BeritaNasional.com -  Eks penyidik Komisi Pemberantasan Korupsi (KPK) Yudi Purnomo menilai wacana pengembalian UU KPK Tahun 2002 merupakan langkah penting.

Menurutnya, hal tersebut berguna untuk mengembalikan independensi lembaga antikorupsi di era pemerintahan Presiden Prabowo Subianto.

Ia menyebut perubahan regulasi itu ibarat mengembalikan ponsel ke setelan pabrik: mengembalikan seluruh fungsi KPK ke kondisi normal sebelum revisi dilakukan.

“Kembali ke versi lama itu ibarat mengembalikan ponsel ke setelan pabrik. Artinya, semua kembali normal seperti sebelumnya,” ujar Yudi kepada Beritanasional.com, Minggu (15/2/2026).

“Mulai dari kewenangan KPK yang kembali kuat seperti masa ketika lembaga ini mampu menindak banyak pejabat tinggi di negeri ini,” imbuhnya.

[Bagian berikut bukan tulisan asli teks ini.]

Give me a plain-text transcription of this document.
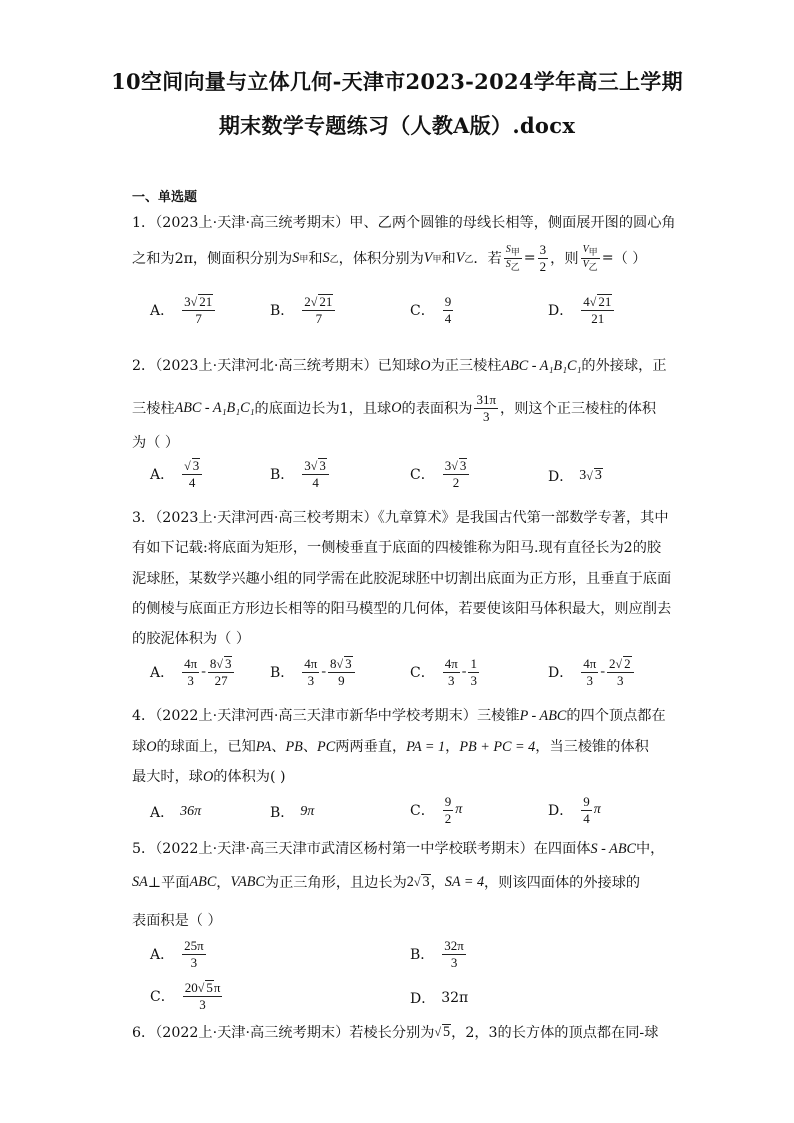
10空间向量与立体几何-天津市2023-2024学年高三上学期
期末数学专题练习（人教A版）.docx
一、单选题
1．（2023上·天津·高三统考期末）甲、乙两个圆锥的母线长相等，侧面展开图的圆心角
之和为2π，侧面积分别为 S 甲 和 S 乙 ，体积分别为 V 甲 和 V 乙 ．若 $\frac{\text{S甲}}{\text{S乙}} = \frac{3}{2}$ ，则 $\frac{\text{V甲}}{\text{V乙}}$ = （ ）
A． $\frac{3√ 21}{7}$	B． $\frac{2√ 21}{7}$	C． $\frac{9}{4}$	D． $\frac{4√ 21}{21}$
2．（2023上·天津河北·高三统考期末）已知球O为正三棱柱ABC - A₁B₁C₁的外接球，正
三棱柱 ABC - A₁B₁C₁ 的底面边长为1，且球 O 的表面积为 $\frac{31\pi}{3}$ ，则这个正三棱柱的体积
为（ ）
A． $\frac{√ 3}{4}$	B． $\frac{3√ 3}{4}$	C． $\frac{3√ 3}{2}$	D． 3 √ 3
3．（2023上·天津河西·高三校考期末）《九章算术》是我国古代第一部数学专著，其中
有如下记载:将底面为矩形，一侧棱垂直于底面的四棱锥称为阳马.现有直径长为2的胶
泥球胚，某数学兴趣小组的同学需在此胶泥球胚中切割出底面为正方形，且垂直于底面
的侧棱与底面正方形边长相等的阳马模型的几何体，若要使该阳马体积最大，则应削去
的胶泥体积为（ ）
A． $\frac{4\pi}{3} - \frac{8√ 3}{27}$	B． $\frac{4\pi}{3} - \frac{8√ 3}{9}$	C． $\frac{4\pi}{3} - \frac{1}{3}$	D． $\frac{4\pi}{3} - \frac{2√ 2}{3}$
4．（2022上·天津河西·高三天津市新华中学校考期末）三棱锥P - ABC的四个顶点都在
球O的球面上，已知PA、PB、PC两两垂直，PA = 1，PB + PC = 4，当三棱锥的体积
最大时，球O的体积为( )
A． 36π	B． 9π	C． $\frac{9}{2}$ π	D． $\frac{9}{4}$ π
5．（2022上·天津·高三天津市武清区杨村第一中学校联考期末）在四面体S - ABC中，
SA ⊥平面 ABC ， VABC 为正三角形，且边长为 2 √ 3 ， SA = 4 ，则该四面体的外接球的
表面积是（ ）
A． $\frac{25\pi}{3}$	B． $\frac{32\pi}{3}$
C． $\frac{20√ 5\pi}{3}$	D． 32π
6．（2022上·天津·高三统考期末）若棱长分别为 √ 5 ，2，3的长方体的顶点都在同-球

Menurut Yudi, pengembalian ke UU lama akan menghidupkan kembali kewenangan KPK. Selain itu, struktur pimpinan KPK dapat kembali diisi figur yang berintegritas dan berani menghadapi koruptor.

“Pimpinan KPK juga kembali pada figur berintegritas dan berani yang tidak takut menghadapi koruptor,” tuturnya.

Ia juga menekankan pentingnya mengembalikan status kepegawaian KPK menjadi independen, bukan bagian dari Aparatur Sipil Negara (ASN).

“Begitu pula dengan sistem kepegawaian KPK yang independen. Termasuk kedudukan KPK sebagai lembaga non-eksekutif, bukan lagi berada dalam rumpun eksekutif,” kata dia.

Yudi menegaskan bahwa jika KPK kembali ke desain awal, maka 57 eks pegawai yang tersingkir akibat dampak revisi UU KPK harus dipulihkan, termasuk harkat dan martabat mereka.

“Yang paling penting, karena kembali ke titik awal, maka 57 eks pegawai KPK yang tersingkir akibat dampak revisi UU KPK dapat dipulihkan, termasuk harkat dan martabat mereka,” tandasnya.